Girls Start Doubting Their Own Brilliance As Young As 6, Researchers Say

"We need to intervene as early as possible; we can't wait for them to reach adulthood."
In one test, girls preferred to play a game for children who “try really, really hard” over one for people who were “really, really smart.”
In one test, girls preferred to play a game for children who “try really, really hard” over one for people who were “really, really smart.”
Credit: phaitoons via Getty Images

Young girls are less likely to think they’re “really, really smart” compared to their male counterparts as early as the age of 6, according to a new study released Thursday.
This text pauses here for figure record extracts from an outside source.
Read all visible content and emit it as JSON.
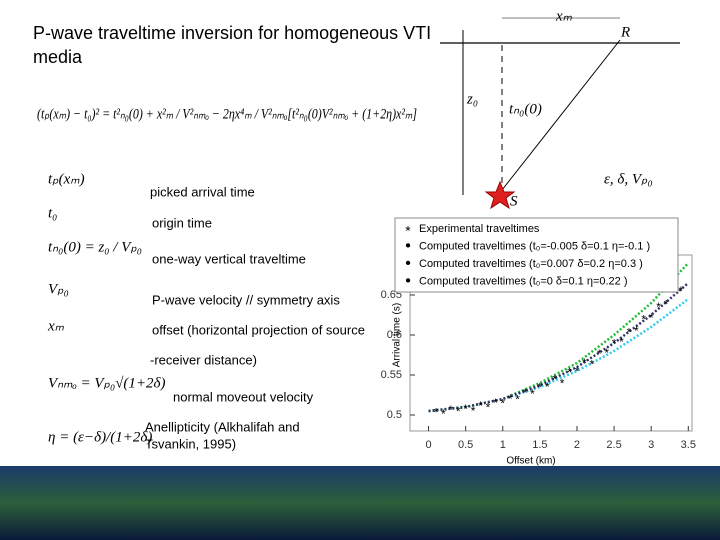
{
  "title": "P-wave traveltime inversion for homogeneous VTI media",
  "equation": "(tₚ(xₘ) − t₀)² = t²ₙ₀(0) + x²ₘ / V²ₙₘₒ − 2ηx⁴ₘ / V²ₙₘₒ[t²ₙ₀(0)V²ₙₘₒ + (1+2η)x²ₘ]",
  "definitions": [
    {
      "symbol": "tₚ(xₘ)",
      "text": [
        "picked arrival time"
      ]
    },
    {
      "symbol": "t₀",
      "text": [
        "origin time"
      ]
    },
    {
      "symbol": "tₙ₀(0) = z₀ / Vₚ₀",
      "text": [
        "one-way vertical traveltime"
      ]
    },
    {
      "symbol": "Vₚ₀",
      "text": [
        "P-wave velocity // symmetry axis"
      ]
    },
    {
      "symbol": "xₘ",
      "text": [
        "offset (horizontal projection of source",
        "-receiver distance)"
      ]
    },
    {
      "symbol": "Vₙₘₒ = Vₚ₀√(1+2δ)",
      "text": [
        "normal moveout velocity"
      ]
    },
    {
      "symbol": "η = (ε−δ)/(1+2δ)",
      "text": [
        "Anellipticity (Alkhalifah and",
        "Tsvankin, 1995)"
      ]
    }
  ],
  "diagram": {
    "x_label": "xₘ",
    "receiver": "R",
    "depth": "z₀",
    "ray_time": "tₙ₀(0)",
    "source": "S",
    "params": "ε, δ, Vₚ₀"
  },
  "chart_data": {
    "type": "line",
    "x_label": "Offset (km)",
    "y_label": "Arrival time (s)",
    "xlim": [
      -0.25,
      3.55
    ],
    "ylim": [
      0.48,
      0.7
    ],
    "xticks": [
      0,
      0.5,
      1,
      1.5,
      2,
      2.5,
      3,
      3.5
    ],
    "yticks": [
      0.5,
      0.55,
      0.6,
      0.65
    ],
    "x": [
      0,
      0.5,
      1,
      1.5,
      2,
      2.5,
      3,
      3.5
    ],
    "scatter": {
      "name": "Experimental traveltimes",
      "color": "#cc2222",
      "x": [
        0.1,
        0.2,
        0.3,
        0.4,
        0.5,
        0.6,
        0.7,
        0.8,
        0.9,
        1.0,
        1.1,
        1.2,
        1.3,
        1.4,
        1.5,
        1.6,
        1.7,
        1.8,
        1.9,
        2.0,
        2.1,
        2.2,
        2.3,
        2.4,
        2.5,
        2.6,
        2.7,
        2.8,
        2.9,
        3.0,
        3.1,
        3.2,
        3.3,
        3.4
      ],
      "values": [
        0.506,
        0.504,
        0.509,
        0.507,
        0.51,
        0.508,
        0.514,
        0.512,
        0.518,
        0.517,
        0.523,
        0.522,
        0.53,
        0.529,
        0.537,
        0.538,
        0.547,
        0.542,
        0.556,
        0.557,
        0.568,
        0.566,
        0.579,
        0.58,
        0.592,
        0.594,
        0.606,
        0.608,
        0.622,
        0.624,
        0.638,
        0.641,
        0.655,
        0.658
      ]
    },
    "series": [
      {
        "name": "Computed traveltimes (t₀=-0.005 δ=0.1 η=-0.1 )",
        "color": "#33ccee",
        "values": [
          0.505,
          0.51,
          0.52,
          0.535,
          0.555,
          0.58,
          0.61,
          0.645
        ]
      },
      {
        "name": "Computed traveltimes (t₀=0.007 δ=0.2 η=0.3 )",
        "color": "#22bb33",
        "values": [
          0.505,
          0.51,
          0.52,
          0.54,
          0.565,
          0.6,
          0.64,
          0.69
        ]
      },
      {
        "name": "Computed traveltimes (t₀=0 δ=0.1 η=0.22 )",
        "color": "#333366",
        "values": [
          0.505,
          0.51,
          0.52,
          0.537,
          0.56,
          0.59,
          0.625,
          0.665
        ]
      }
    ]
  }
}
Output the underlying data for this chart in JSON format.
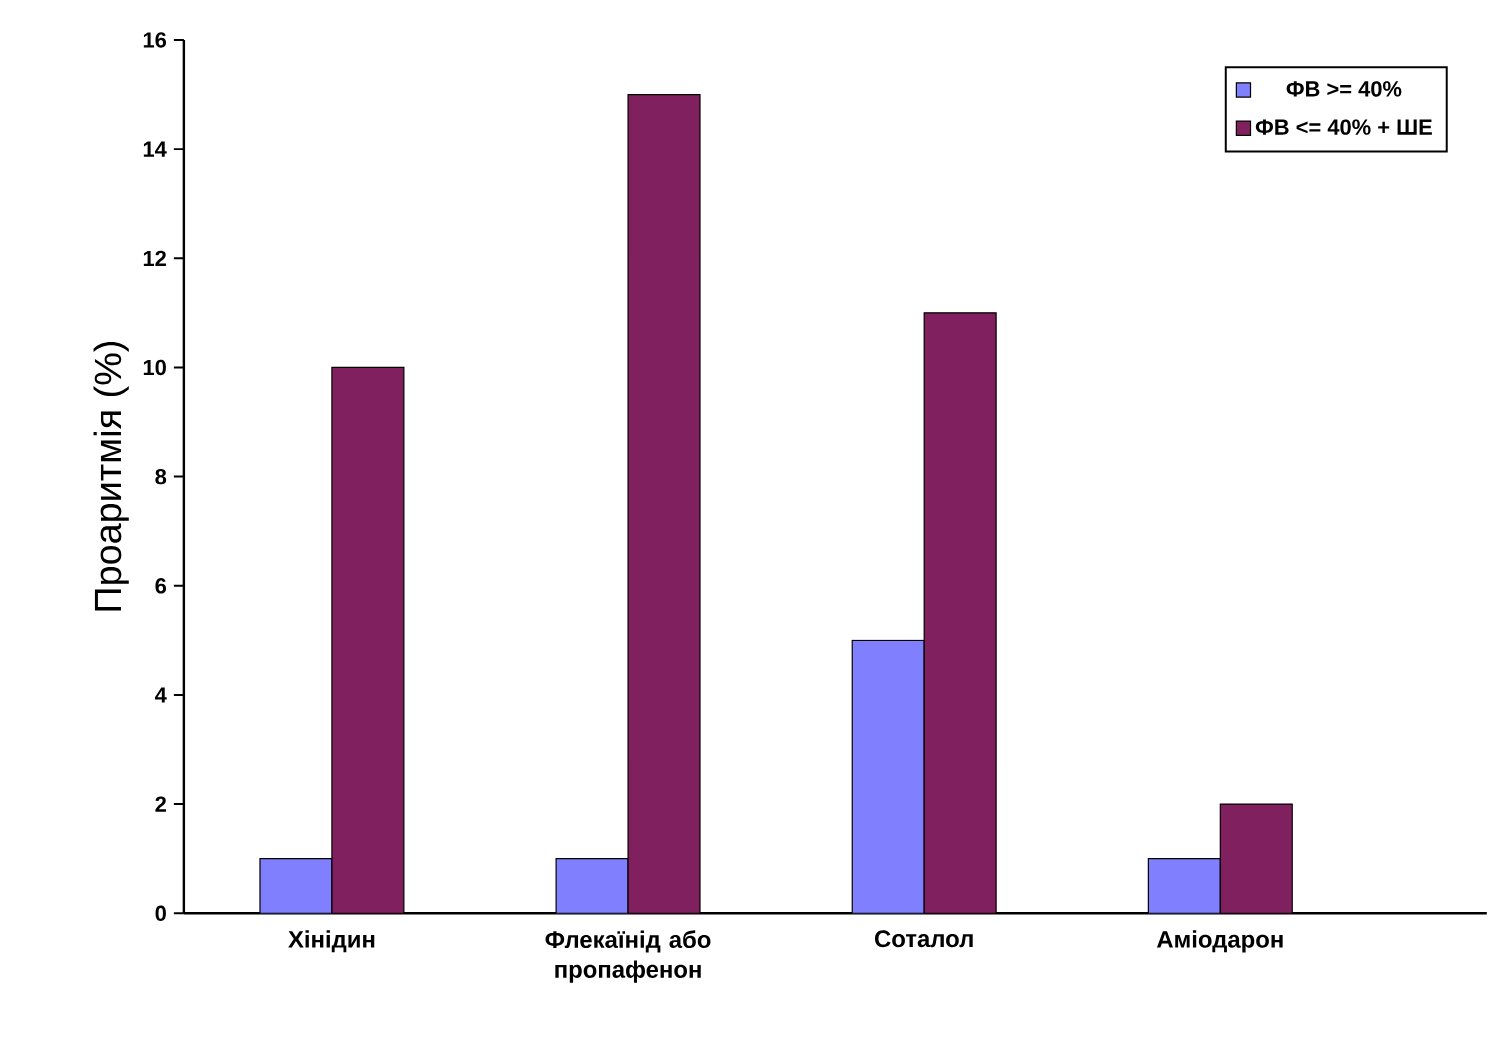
{
  "chart_data": {
    "type": "bar",
    "ylabel": "Проаритмія (%)",
    "categories": [
      "Хінідин",
      "Флекаїнід або пропафенон",
      "Соталол",
      "Аміодарон"
    ],
    "series": [
      {
        "name": "ФВ >= 40%",
        "color": "#8080ff",
        "values": [
          1,
          1,
          5,
          1
        ]
      },
      {
        "name": "ФВ <= 40% + ШЕ",
        "color": "#80205f",
        "values": [
          10,
          15,
          11,
          2
        ]
      }
    ],
    "ylim": [
      0,
      16
    ],
    "yticks": [
      0,
      2,
      4,
      6,
      8,
      10,
      12,
      14,
      16
    ],
    "grid": false,
    "legend": "top right"
  }
}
The paper, published in the journal Science, sheds new light on girls’ ability to defy stereotypes about fields traditionally dominated by men, particularly careers in math and the sciences, researchers say.

Lin Bian, a doctoral student at the University of Illinois at Urbana-Champaign and a lead researcher behind the project, said the results show an urgent need to intervene in children’s education “as early as possible” before gendered notions about what girls and boys can accomplish set in.

Bian and her colleagues at New York University and Princeton devised a series of four tests ― each had a sample size ranging from 64 to 144 ― to measure a child’s perception of brilliance and gender. In order to speak about the notion in “a child-friendly way,” they used the phrase “really, really smart” to gauge how young children perceived intelligence.

One test involved a story with kids that featured a genderless, but bright, protagonist. Participants, aged 5, 6 and 7, where then asked to select one of four images of the character they thought they were hearing about, two of whom were male and two female. While the 5-year-old kids each thought their own gender was intelligent in equal measure, researchers found that by the time they turned 6, girls were less likely to think their own gender was the brilliant protagonist in the story than boys.

Another test asked children to play a game that was either for “really, really smart” people or one that was for children who “try really, really hard.” The study found girls were less interested in the “smart” game and had more of a preference toward the one associated with hard work.

While the authors didn’t investigate just why children develop these gendered notions about their own intelligence, they write that “the results suggest that children’s ideas about brilliance exhibit rapid changes over the period from ages 5 to 7.”

While initiatives have tried to buck the trend, women are still noticeably absent from STEM (science, technology, engineering and math) fields. Women make up just 29 percent of the workforce in those sectors, according to the National Science Foundation, and some fields, like electrical and mechanical engineering, only have women in about 10 percent of roles.

The study’s results show an urgent need to help young girls develop broader interests early on in the education system, according to Bian. Novel approaches could include a focus on hard work to appeal to young girls, who were more interested in the game featuring that ability in one of the study’s tests, she said.

“Certainly we need to do more,” she said. “Given what we’ve found, we need to intervene as early as possible; we can’t wait for them to reach adulthood.”